The Mullagh Tourism & Community Development Committee re-established the Fair Day in 1997, and it has since grown to be one of the largest one-day shows in the North East. The fair takes place each year on the 2nd Sunday in September.

==Historic associations==
The V. Rev. Dr Jonathan Swift, Dean of St. Patrick's Cathedral in Dublin, wrote parts of Gulliver's Travels and The Tale Of The Tub whilst staying near Mullagh (He is said to have taken inspiration for Gulliver and the Brobdingnagians from a tall local farmer nicknamed 'Big Doughty' when he saw the farmer lifting a large calf over a gate.) Dean Swift was staying at the country home of his cleric friend The Rev. Thomas Sheridan at Quilca House close to the historic location of the original Mullagh village. Other notable descendants from the (Quilca) Sheridan family are the 18th century playwright Thomas Sheridan and the writer Richard Brinsley Sheridan.

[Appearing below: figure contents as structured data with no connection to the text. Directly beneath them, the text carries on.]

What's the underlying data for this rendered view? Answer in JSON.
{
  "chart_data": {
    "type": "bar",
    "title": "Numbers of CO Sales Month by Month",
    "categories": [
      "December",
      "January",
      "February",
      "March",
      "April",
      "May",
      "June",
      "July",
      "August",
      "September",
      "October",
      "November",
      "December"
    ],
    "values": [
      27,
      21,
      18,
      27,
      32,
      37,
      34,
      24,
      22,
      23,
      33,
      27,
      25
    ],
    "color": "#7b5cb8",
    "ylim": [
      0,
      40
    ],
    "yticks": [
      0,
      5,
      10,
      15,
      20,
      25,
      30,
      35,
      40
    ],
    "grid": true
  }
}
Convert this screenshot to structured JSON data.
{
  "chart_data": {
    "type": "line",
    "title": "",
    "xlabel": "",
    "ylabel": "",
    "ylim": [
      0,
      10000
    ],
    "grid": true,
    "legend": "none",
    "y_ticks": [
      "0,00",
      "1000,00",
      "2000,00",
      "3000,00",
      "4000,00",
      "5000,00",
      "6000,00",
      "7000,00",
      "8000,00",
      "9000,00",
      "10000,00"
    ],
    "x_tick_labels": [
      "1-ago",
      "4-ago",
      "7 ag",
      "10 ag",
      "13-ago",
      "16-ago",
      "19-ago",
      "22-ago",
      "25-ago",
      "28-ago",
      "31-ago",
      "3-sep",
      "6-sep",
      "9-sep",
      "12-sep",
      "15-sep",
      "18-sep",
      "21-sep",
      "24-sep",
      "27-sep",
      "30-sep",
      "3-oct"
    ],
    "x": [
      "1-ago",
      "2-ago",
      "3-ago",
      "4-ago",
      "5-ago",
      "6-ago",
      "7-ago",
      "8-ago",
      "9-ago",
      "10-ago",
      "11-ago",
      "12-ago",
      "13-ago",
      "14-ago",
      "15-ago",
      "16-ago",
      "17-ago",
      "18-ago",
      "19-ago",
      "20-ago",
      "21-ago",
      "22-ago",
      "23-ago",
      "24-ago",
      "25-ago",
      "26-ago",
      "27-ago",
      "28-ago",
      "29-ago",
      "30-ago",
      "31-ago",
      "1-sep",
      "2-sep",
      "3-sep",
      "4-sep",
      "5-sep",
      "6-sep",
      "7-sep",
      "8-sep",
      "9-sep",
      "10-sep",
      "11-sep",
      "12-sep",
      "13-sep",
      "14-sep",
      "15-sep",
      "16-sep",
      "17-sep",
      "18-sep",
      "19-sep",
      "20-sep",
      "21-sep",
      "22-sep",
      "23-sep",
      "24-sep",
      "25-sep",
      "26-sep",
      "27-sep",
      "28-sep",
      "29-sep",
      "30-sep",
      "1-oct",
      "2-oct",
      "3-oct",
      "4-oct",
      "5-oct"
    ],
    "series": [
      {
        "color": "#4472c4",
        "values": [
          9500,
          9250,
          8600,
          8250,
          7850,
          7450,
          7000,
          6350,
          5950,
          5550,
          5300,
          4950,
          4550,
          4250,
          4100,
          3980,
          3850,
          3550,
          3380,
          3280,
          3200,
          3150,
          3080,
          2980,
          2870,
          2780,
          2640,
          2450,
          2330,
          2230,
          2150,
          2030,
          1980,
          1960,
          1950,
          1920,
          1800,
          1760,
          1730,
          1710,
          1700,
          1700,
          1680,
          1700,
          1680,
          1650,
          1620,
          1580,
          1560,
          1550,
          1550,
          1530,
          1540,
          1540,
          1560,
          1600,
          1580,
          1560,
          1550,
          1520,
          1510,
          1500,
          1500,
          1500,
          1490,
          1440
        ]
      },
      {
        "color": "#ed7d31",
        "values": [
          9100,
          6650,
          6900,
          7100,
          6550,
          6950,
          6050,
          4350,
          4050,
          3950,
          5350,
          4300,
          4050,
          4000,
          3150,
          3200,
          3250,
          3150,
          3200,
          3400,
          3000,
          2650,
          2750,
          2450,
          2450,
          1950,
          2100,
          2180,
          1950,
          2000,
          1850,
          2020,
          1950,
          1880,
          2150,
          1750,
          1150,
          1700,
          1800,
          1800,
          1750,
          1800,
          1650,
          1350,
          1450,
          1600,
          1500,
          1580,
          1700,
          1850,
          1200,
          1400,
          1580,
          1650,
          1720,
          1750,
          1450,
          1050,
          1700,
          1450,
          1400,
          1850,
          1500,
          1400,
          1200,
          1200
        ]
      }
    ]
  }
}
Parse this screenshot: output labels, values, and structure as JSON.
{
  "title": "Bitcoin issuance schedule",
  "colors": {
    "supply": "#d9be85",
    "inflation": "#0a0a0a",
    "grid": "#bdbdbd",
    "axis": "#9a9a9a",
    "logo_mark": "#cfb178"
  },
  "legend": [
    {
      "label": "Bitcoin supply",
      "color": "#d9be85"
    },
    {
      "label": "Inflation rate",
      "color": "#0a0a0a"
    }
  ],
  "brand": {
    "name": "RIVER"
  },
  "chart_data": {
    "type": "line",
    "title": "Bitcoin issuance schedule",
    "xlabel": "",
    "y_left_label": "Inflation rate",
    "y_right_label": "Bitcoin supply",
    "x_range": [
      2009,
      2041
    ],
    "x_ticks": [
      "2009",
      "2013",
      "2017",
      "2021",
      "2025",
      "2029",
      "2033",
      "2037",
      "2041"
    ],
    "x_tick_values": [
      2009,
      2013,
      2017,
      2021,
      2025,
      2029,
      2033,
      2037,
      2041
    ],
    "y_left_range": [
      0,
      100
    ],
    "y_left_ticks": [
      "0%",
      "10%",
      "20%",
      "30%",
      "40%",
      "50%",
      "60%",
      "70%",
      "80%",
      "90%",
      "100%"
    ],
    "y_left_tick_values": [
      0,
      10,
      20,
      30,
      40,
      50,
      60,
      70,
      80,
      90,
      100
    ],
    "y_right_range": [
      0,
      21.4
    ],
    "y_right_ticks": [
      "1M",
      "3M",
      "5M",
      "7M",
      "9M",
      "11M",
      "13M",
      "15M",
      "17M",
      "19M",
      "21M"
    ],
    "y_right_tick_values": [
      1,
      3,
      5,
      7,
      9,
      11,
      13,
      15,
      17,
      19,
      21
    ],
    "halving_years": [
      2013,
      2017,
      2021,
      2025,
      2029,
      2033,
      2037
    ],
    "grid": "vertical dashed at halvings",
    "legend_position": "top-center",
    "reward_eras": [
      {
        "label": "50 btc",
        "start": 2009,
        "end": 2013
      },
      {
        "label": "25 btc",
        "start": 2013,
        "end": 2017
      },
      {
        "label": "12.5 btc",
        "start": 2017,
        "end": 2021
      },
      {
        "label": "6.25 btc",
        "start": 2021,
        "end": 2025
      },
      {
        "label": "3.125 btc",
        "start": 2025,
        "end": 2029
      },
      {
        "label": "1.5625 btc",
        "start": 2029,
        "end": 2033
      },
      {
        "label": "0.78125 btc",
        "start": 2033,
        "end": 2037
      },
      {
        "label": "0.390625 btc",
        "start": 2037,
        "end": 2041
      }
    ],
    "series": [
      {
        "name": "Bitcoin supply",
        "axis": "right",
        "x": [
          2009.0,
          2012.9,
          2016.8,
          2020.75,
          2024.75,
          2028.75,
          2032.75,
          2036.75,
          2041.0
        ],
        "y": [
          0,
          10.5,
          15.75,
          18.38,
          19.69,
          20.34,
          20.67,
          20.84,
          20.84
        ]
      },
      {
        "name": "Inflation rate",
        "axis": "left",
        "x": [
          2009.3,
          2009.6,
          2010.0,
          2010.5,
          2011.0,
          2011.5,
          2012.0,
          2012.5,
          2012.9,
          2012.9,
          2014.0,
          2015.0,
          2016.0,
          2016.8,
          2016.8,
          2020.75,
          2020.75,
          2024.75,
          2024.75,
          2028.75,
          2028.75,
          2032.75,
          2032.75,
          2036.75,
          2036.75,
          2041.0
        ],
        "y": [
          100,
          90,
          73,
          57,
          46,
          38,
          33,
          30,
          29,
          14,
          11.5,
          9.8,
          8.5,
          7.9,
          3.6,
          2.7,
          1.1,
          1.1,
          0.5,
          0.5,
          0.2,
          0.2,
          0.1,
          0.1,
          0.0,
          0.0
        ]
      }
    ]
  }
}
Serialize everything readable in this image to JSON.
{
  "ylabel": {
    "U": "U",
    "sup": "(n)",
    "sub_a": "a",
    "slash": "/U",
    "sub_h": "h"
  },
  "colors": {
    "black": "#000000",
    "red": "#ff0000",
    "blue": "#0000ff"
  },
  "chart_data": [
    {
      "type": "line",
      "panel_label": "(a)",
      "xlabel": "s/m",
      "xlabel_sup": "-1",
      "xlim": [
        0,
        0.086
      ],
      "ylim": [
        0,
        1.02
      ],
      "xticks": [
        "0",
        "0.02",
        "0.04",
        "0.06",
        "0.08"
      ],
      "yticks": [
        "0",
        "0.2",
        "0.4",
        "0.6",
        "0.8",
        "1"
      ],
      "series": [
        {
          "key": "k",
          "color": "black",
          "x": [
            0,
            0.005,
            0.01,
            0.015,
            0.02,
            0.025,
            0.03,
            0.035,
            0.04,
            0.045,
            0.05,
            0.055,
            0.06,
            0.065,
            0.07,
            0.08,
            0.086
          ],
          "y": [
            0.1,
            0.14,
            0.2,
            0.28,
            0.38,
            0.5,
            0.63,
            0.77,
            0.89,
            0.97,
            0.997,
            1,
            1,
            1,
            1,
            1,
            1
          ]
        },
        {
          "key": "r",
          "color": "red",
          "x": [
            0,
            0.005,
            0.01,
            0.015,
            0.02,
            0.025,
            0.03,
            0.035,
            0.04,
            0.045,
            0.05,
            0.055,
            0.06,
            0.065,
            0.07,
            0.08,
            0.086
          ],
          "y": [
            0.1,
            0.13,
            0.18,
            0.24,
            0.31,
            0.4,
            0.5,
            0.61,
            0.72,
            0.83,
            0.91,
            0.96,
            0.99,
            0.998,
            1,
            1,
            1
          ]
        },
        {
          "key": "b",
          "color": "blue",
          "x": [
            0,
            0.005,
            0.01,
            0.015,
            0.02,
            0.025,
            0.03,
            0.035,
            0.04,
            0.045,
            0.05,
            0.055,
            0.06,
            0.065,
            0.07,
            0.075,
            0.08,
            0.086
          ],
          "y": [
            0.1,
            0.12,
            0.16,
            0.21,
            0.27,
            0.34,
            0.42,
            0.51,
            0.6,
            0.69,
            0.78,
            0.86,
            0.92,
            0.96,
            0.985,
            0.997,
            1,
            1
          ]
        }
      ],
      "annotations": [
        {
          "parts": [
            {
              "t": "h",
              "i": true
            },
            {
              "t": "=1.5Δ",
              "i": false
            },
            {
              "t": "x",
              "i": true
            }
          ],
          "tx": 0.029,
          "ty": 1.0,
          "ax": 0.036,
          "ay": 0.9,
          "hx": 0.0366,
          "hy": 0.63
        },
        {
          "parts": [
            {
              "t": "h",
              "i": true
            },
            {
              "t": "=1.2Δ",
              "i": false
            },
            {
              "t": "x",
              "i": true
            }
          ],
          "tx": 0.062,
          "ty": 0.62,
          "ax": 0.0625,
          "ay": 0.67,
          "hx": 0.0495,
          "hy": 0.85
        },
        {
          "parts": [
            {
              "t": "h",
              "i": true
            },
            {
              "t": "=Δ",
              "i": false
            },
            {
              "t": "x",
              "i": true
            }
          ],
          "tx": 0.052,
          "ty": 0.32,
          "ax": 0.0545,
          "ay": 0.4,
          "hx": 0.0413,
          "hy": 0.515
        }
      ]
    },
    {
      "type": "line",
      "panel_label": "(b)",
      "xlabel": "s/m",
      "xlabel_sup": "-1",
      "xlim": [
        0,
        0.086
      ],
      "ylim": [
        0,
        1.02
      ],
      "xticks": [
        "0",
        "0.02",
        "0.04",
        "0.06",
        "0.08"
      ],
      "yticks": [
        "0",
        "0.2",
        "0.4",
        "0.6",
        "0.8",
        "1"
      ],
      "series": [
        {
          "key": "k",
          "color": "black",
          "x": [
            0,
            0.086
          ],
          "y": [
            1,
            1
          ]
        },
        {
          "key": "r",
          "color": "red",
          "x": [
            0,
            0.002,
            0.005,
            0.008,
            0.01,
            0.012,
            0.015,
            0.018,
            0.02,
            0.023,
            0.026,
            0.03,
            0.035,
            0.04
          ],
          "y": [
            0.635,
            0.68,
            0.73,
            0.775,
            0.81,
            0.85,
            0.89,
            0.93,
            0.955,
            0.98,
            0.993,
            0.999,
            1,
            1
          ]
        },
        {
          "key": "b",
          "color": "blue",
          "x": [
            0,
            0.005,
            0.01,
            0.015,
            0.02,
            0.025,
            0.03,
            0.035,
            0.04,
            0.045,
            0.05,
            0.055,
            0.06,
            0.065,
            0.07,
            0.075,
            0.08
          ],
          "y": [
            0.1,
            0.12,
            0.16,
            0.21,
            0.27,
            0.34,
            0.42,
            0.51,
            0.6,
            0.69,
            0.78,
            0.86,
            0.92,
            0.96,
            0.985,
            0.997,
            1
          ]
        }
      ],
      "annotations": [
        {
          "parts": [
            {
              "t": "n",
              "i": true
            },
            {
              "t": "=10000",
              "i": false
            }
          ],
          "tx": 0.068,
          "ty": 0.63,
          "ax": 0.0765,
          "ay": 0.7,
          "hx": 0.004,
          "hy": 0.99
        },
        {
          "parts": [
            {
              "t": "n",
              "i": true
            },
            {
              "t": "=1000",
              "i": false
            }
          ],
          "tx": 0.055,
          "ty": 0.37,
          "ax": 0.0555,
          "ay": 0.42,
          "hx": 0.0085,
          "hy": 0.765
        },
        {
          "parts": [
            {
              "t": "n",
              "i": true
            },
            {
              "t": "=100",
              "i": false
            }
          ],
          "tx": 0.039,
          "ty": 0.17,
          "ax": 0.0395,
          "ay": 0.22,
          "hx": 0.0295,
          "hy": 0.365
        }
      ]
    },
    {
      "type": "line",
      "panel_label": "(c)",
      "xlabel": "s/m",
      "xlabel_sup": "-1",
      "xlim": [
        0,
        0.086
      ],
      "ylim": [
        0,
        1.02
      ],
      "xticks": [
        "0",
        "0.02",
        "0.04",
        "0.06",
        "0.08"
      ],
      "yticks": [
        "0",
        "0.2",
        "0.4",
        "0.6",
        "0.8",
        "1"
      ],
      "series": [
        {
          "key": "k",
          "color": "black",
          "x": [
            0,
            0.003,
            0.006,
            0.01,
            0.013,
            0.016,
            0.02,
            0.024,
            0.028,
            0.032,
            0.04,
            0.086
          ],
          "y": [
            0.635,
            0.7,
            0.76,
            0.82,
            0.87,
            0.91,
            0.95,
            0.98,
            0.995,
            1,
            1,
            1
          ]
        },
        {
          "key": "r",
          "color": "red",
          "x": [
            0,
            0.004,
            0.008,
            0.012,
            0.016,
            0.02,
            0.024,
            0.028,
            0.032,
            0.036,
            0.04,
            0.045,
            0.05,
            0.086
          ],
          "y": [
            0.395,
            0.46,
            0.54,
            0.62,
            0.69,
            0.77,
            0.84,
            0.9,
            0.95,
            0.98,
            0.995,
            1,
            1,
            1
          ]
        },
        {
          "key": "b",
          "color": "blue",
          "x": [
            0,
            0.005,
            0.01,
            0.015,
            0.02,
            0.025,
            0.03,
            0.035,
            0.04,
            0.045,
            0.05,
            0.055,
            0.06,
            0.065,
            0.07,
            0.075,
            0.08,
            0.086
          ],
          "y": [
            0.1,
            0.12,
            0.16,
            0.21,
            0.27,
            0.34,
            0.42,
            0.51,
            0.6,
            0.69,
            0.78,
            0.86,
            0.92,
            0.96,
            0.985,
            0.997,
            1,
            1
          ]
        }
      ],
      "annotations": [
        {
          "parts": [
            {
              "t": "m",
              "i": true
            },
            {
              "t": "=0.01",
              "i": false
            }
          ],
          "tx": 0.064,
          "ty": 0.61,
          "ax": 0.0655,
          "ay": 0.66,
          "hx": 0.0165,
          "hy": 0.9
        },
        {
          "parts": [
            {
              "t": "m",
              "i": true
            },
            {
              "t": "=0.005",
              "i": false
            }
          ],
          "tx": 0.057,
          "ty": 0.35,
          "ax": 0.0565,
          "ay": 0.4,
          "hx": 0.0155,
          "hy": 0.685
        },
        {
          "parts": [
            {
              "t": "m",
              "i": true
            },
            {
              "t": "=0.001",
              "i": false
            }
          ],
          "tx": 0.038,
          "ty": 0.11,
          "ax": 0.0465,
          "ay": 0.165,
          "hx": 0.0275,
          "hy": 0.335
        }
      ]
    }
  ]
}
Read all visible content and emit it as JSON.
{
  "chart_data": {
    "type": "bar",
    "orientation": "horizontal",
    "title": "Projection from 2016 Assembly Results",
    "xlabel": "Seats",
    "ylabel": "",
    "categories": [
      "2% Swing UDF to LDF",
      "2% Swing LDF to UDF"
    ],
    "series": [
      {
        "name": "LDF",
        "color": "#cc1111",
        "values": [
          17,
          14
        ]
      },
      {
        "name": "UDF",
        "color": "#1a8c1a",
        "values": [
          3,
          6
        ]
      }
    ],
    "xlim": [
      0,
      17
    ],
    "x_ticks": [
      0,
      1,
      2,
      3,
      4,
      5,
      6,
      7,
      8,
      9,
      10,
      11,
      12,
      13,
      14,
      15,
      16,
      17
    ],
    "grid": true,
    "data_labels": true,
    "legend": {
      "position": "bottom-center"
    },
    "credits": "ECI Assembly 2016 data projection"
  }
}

The original historic village of Mullagh was situated over a kilometre north-west of the present village close to Mullagh Lake, just off the Virginia Road, but there no longer remain any distinguishing features except the name of the crossroads at the foot of Mullagh Hill which are still called 'The Gates Of Old Mullagh'

==People ==

- Henry Brooke (1703–1783), novelist and dramatist, was born and raised at Rantavan House, very near Mullagh.
- T. P. McKenna, television actor (All Creatures Great and Small, Inspector Morse)
- Brían F. O'Byrne, film, television and stage actor (Intermission, Brooklyn's Finest, Million Dollar Baby, FlashForward, Prime Suspect, Love/Hate)
- Agnes O'Farrelly, professor, novelist, founder of Cumann na mBan, 4th President of the Camogie Association and Irish Language Scholar born at Raffony, Crossreagh, Mullagh near the parish border with Lurgan.
- Saint Kilian, Irish missionary to the Franks of Würzburg. Born in a fort in Cloghballybeg, The Gates, Mullagh in 640 A.D. Martyred in 689 in Franconia. Patron saint of Rheumatism.